Il s’est replongé dans son ordinateur.

— Pourquoi tu ne me crois pas ? ai-je chuchoté, au bord des larmes. Je sais que c’est elle qui s’en est prise à Alexandre ! S’il te plaît, il faut faire quelque chose.

— Il n’a pas disparu, il est juste parti en vacances.

J’ai commencé à me tordre nerveusement les mains tandis que mon père ne quittait pas ses airs distraits.

— Alors pourquoi est-ce qu’il a laissé son téléphone ? Ses clés ? Ses cigarettes ?

— Il fumait ?

— Papa, ce n’est pas le sujet ! Alexandre ne va pas revenir, tu le sais très bien.

— Il a peut-être décidé de se refaire une vie loin de nous, tu sais.

— Mais il ne nous aurait pas laissés seuls !

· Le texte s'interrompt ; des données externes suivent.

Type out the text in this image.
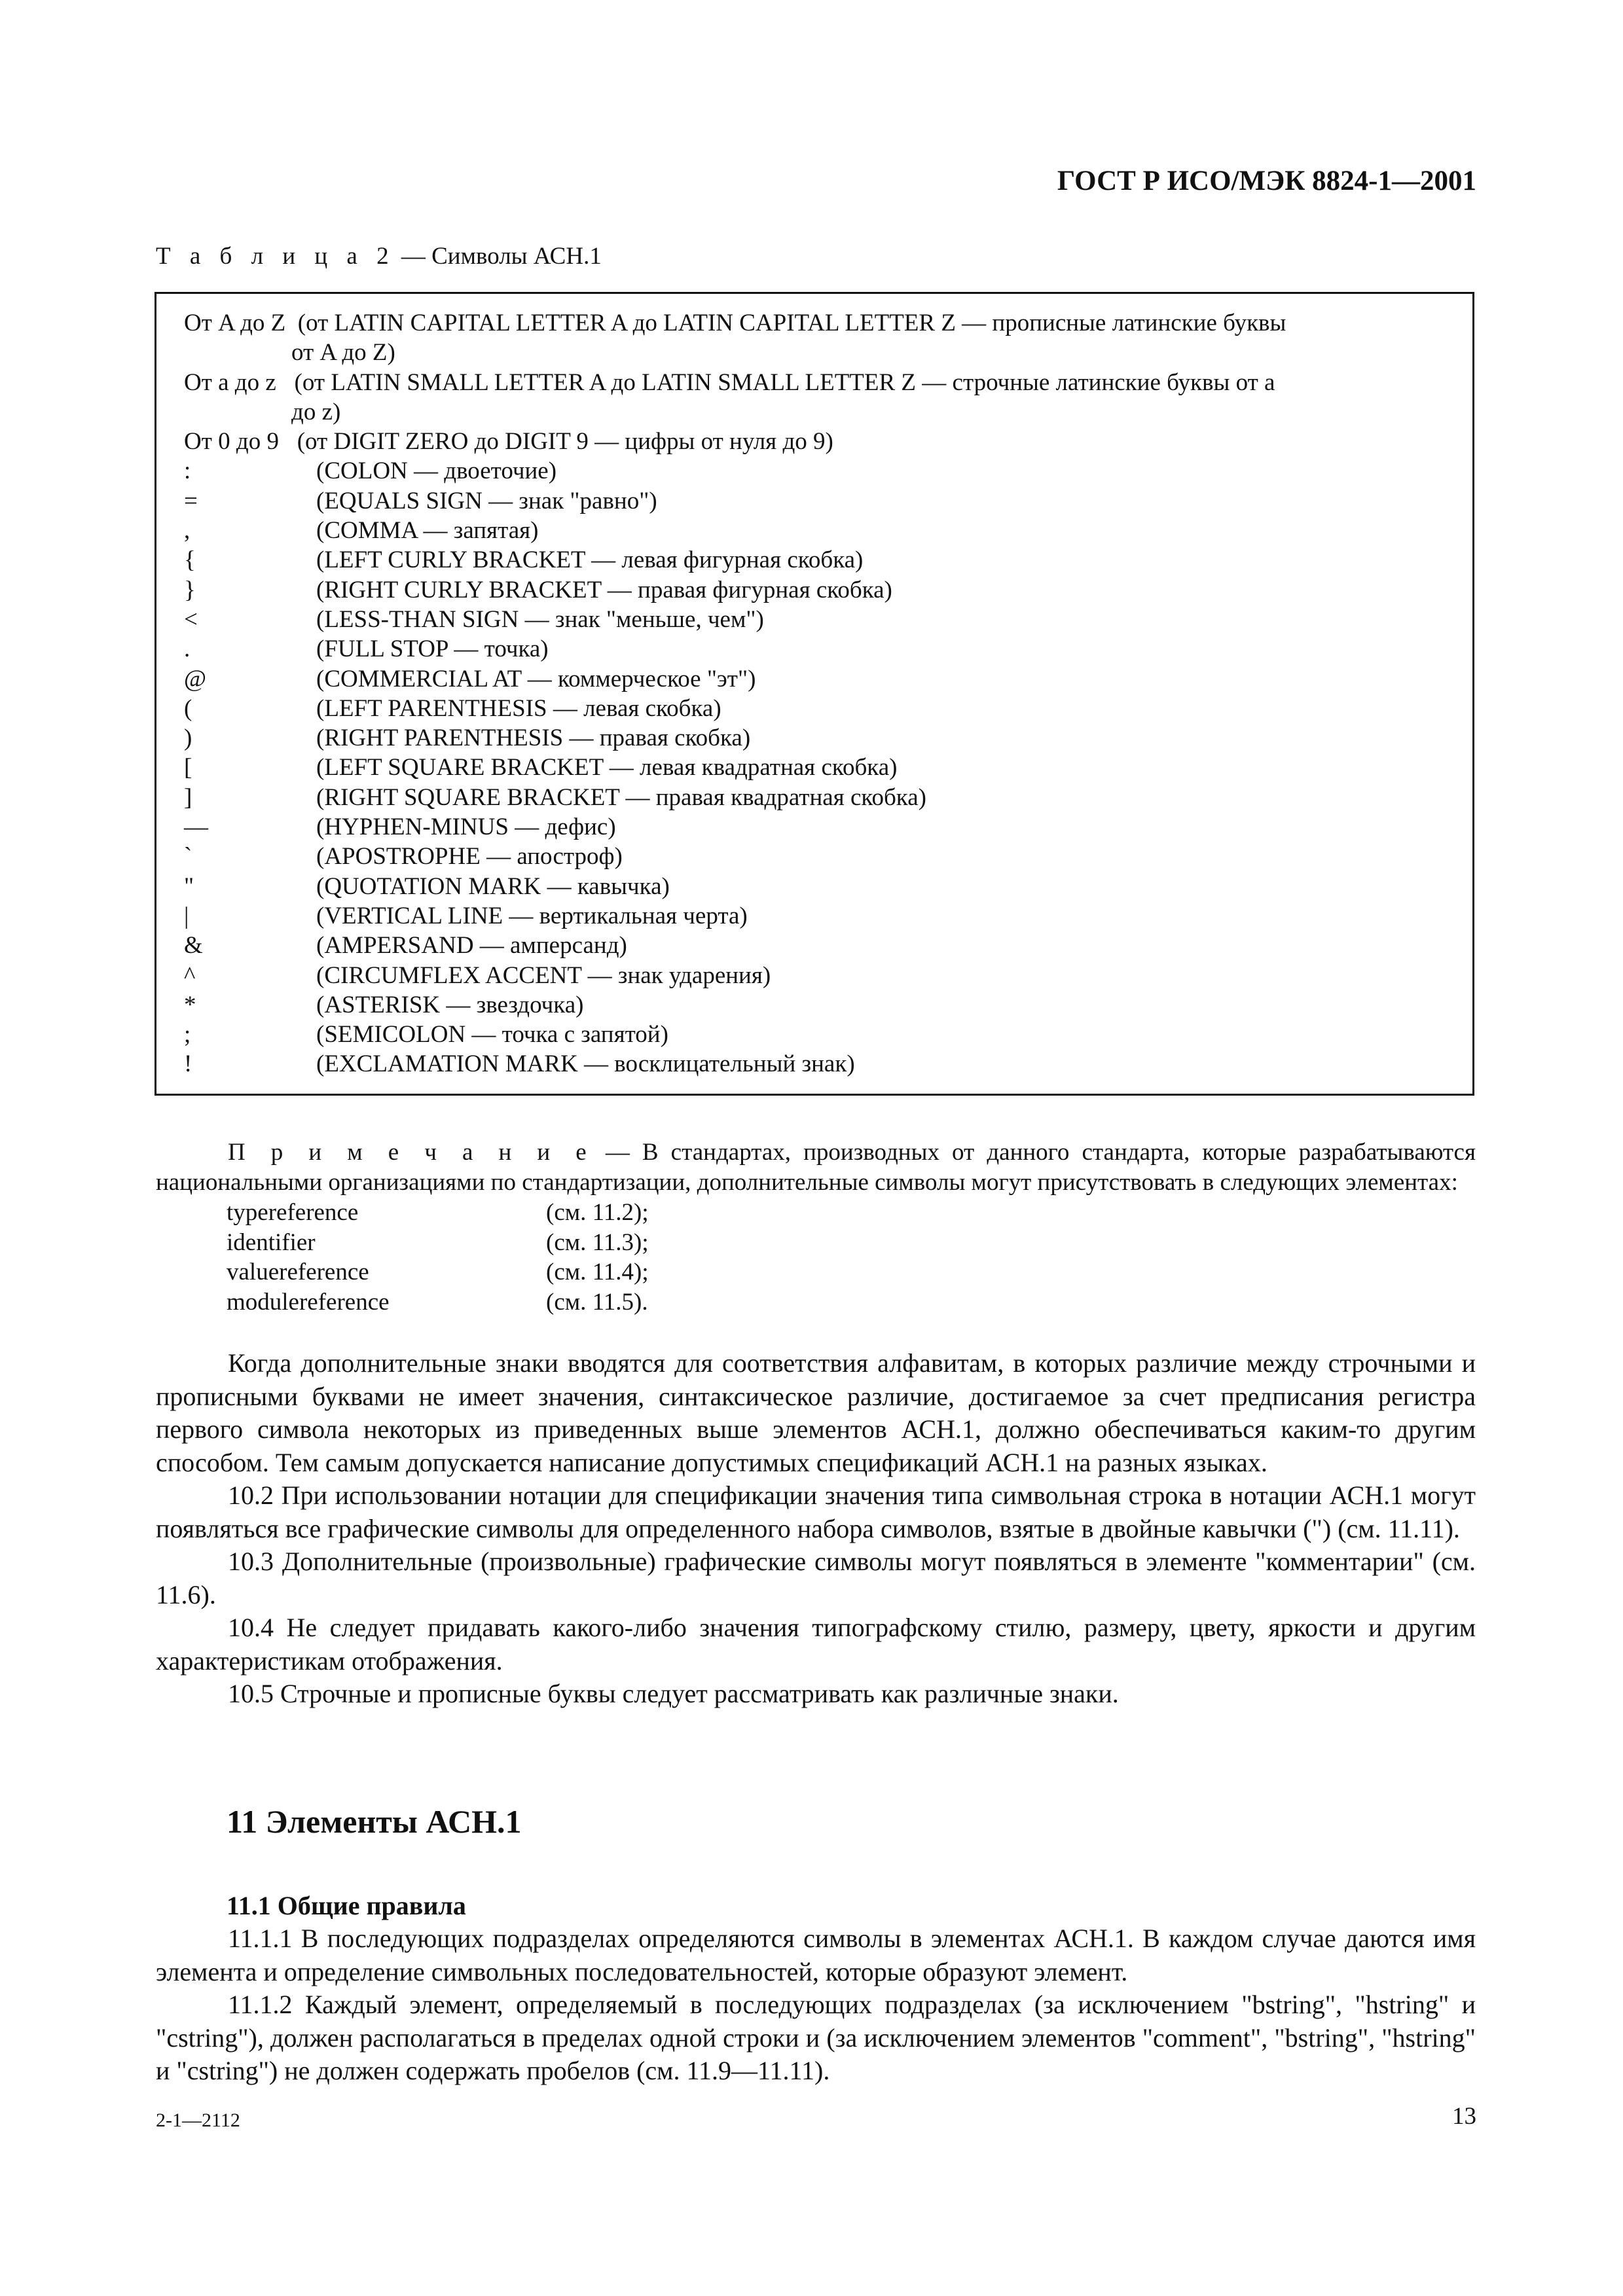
ГОСТ Р ИСО/МЭК 8824-1—2001
Т а б л и ц а 2 — Символы АСН.1
От A до Z  (от LATIN CAPITAL LETTER A до LATIN CAPITAL LETTER Z — прописные латинские буквы
от A до Z)
От a до z   (от LATIN SMALL LETTER A до LATIN SMALL LETTER Z — строчные латинские буквы от a
до z)
От 0 до 9   (от DIGIT ZERO до DIGIT 9 — цифры от нуля до 9)
:	(COLON — двоеточие)
=	(EQUALS SIGN — знак "равно")
,	(COMMA — запятая)
{	(LEFT CURLY BRACKET — левая фигурная скобка)
}	(RIGHT CURLY BRACKET — правая фигурная скобка)
<	(LESS-THAN SIGN — знак "меньше, чем")
.	(FULL STOP — точка)
@	(COMMERCIAL AT — коммерческое "эт")
(	(LEFT PARENTHESIS — левая скобка)
)	(RIGHT PARENTHESIS — правая скобка)
[	(LEFT SQUARE BRACKET — левая квадратная скобка)
]	(RIGHT SQUARE BRACKET — правая квадратная скобка)
—	(HYPHEN-MINUS — дефис)
`	(APOSTROPHE — апостроф)
"	(QUOTATION MARK — кавычка)
|	(VERTICAL LINE — вертикальная черта)
&	(AMPERSAND — амперсанд)
^	(CIRCUMFLEX ACCENT — знак ударения)
*	(ASTERISK — звездочка)
;	(SEMICOLON — точка с запятой)
!	(EXCLAMATION MARK — восклицательный знак)
П р и м е ч а н и е — В стандартах, производных от данного стандарта, которые разрабатываются национальными организациями по стандартизации, дополнительные символы могут присутствовать в следующих элементах:
typereference	(см. 11.2);
identifier	(см. 11.3);
valuereference	(см. 11.4);
modulereference	(см. 11.5).

Когда дополнительные знаки вводятся для соответствия алфавитам, в которых различие между строчными и прописными буквами не имеет значения, синтаксическое различие, достигаемое за счет предписания регистра первого символа некоторых из приведенных выше элементов АСН.1, должно обеспечиваться каким-то другим способом. Тем самым допускается написание допустимых спецификаций АСН.1 на разных языках.

10.2 При использовании нотации для спецификации значения типа символьная строка в нотации АСН.1 могут появляться все графические символы для определенного набора символов, взятые в двойные кавычки (") (см. 11.11).

10.3 Дополнительные (произвольные) графические символы могут появляться в элементе "комментарии" (см. 11.6).

10.4 Не следует придавать какого-либо значения типографскому стилю, размеру, цвету, яркости и другим характеристикам отображения.

10.5 Строчные и прописные буквы следует рассматривать как различные знаки.

11 Элементы АСН.1
11.1 Общие правила

11.1.1 В последующих подразделах определяются символы в элементах АСН.1. В каждом случае даются имя элемента и определение символьных последовательностей, которые образуют элемент.

11.1.2 Каждый элемент, определяемый в последующих подразделах (за исключением "bstring", "hstring" и "cstring"), должен располагаться в пределах одной строки и (за исключением элементов "comment", "bstring", "hstring" и "cstring") не должен содержать пробелов (см. 11.9—11.11).

2-1—2112	13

Il s’est gratté la barbe, il a posé ses lunettes sur la table et il m’a dit en fermant son ordinateur :

— Certaines personnes font des erreurs. Et c’est peut-être mieux ainsi. Je commençais à avoir peur de te voir trainer trop souvent avec lui.

Il m’a regardé avec pitié. Je me sentais nulle. Mickaël a débarqué. Il était si blanc qu’il aurait pu tomber par terre à n’importe quel moment. Papa s’est levé pour voir ce qu’il lui arrivait.

— Où sont rangés les médocs pour le ventre ? a demandé mon frère, les larmes aux yeux. Agathe m’a plaqué, elle a dit que je n’étais pas assez cool. J’ai envie de vomir.

Il a tiré sur les manches de son pull pour s’enfoncer dedans et il a fondu en larmes.

Moi aussi, j’avais envie de pleurer.